Accordingly, the plaintiff's Expedited 2nd Motion to Compel Production of Documents is granted in part.
IT
ORDERED that, within ten days, the defendant shall file a statement of
(1) the protocol(s) or search methodology it used to locate
electronically stored information (“ESI”), particularly emails, (2) who
created the protocol/search methodology, (3) who conducted the search,
(4) who, if anyone, supervised the search, and (5) what, if any, steps
were taken to insure that the search resulted in identification of all
relevant ESI.
IT
IS FURTHER ORDERED that, as to the original email that started the
October 12, 2012 email thread, within 10 days, the defendant shall
produce the original email, and all other emails which followed it in
the same thread, and all attachments to which any such email referred.

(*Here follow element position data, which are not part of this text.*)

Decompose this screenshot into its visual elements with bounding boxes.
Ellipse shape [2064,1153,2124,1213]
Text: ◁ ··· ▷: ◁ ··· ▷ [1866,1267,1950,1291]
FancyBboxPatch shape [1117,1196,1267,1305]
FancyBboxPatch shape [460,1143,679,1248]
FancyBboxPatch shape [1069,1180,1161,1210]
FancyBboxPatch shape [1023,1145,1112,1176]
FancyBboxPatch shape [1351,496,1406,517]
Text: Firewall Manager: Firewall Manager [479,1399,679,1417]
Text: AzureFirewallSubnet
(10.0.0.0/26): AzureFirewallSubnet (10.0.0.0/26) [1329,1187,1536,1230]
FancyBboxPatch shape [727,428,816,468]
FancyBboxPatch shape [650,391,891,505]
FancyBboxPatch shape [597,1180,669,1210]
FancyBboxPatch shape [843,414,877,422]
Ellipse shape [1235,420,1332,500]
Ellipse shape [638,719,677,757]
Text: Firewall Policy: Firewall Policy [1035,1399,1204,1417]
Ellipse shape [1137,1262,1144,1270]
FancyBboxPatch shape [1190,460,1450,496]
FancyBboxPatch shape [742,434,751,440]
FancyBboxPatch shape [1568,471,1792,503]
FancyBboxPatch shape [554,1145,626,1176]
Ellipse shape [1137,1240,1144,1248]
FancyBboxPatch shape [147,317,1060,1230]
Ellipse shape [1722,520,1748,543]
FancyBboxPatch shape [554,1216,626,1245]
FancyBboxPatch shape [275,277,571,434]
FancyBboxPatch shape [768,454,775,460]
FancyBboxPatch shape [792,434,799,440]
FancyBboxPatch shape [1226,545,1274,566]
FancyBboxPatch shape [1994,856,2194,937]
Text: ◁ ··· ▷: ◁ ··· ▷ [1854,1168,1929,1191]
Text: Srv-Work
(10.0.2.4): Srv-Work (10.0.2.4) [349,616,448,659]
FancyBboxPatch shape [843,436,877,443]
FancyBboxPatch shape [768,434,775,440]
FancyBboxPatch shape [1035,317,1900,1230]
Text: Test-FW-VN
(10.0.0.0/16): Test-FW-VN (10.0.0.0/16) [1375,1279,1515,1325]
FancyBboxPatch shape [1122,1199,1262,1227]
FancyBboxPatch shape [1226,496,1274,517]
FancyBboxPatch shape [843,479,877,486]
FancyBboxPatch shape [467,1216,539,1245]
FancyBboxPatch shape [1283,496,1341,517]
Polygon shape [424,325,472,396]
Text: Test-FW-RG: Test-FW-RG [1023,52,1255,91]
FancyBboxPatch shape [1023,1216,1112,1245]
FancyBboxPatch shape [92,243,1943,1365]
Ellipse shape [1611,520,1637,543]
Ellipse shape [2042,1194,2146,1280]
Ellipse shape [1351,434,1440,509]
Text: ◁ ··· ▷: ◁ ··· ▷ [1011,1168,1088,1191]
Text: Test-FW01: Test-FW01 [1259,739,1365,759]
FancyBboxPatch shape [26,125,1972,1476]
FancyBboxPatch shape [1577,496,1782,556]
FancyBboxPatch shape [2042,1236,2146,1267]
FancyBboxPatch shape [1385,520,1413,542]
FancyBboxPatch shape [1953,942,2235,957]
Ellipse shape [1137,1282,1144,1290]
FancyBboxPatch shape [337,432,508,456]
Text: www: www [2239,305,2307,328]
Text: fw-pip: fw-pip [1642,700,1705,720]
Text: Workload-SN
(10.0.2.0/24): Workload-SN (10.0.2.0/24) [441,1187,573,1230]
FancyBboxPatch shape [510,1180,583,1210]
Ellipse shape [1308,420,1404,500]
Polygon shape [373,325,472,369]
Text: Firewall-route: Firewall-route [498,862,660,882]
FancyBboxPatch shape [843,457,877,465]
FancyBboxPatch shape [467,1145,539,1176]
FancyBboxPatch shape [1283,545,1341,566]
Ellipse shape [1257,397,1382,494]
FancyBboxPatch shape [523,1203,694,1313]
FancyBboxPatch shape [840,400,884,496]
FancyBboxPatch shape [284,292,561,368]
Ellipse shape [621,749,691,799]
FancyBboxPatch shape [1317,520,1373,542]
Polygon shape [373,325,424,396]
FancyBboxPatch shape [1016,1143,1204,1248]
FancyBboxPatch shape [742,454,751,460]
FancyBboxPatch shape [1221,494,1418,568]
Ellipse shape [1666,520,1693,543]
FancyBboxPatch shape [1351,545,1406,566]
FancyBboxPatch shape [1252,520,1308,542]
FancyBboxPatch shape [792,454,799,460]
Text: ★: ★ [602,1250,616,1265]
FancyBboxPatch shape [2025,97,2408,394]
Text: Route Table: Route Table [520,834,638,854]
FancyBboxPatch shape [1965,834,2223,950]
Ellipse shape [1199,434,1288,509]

If the defendant fails to do so, then the defendant shall produce an
affidavit or declaration under oath, made by a corporate representative,
describing all efforts to do so and explaining why the original email
and/or attachment(s) cannot be produced.
Defendant's
failure to comply with this Order may result in sanctions as permitted
by Rule 37(b)(2)(A), including a finding regarding when the defendant
had actual knowledge that the plaintiff filed a charge of discrimination
with the EEOC.
Footnotes
Record document number 42. Plaintiff filed a reply memorandum. Record document number 45.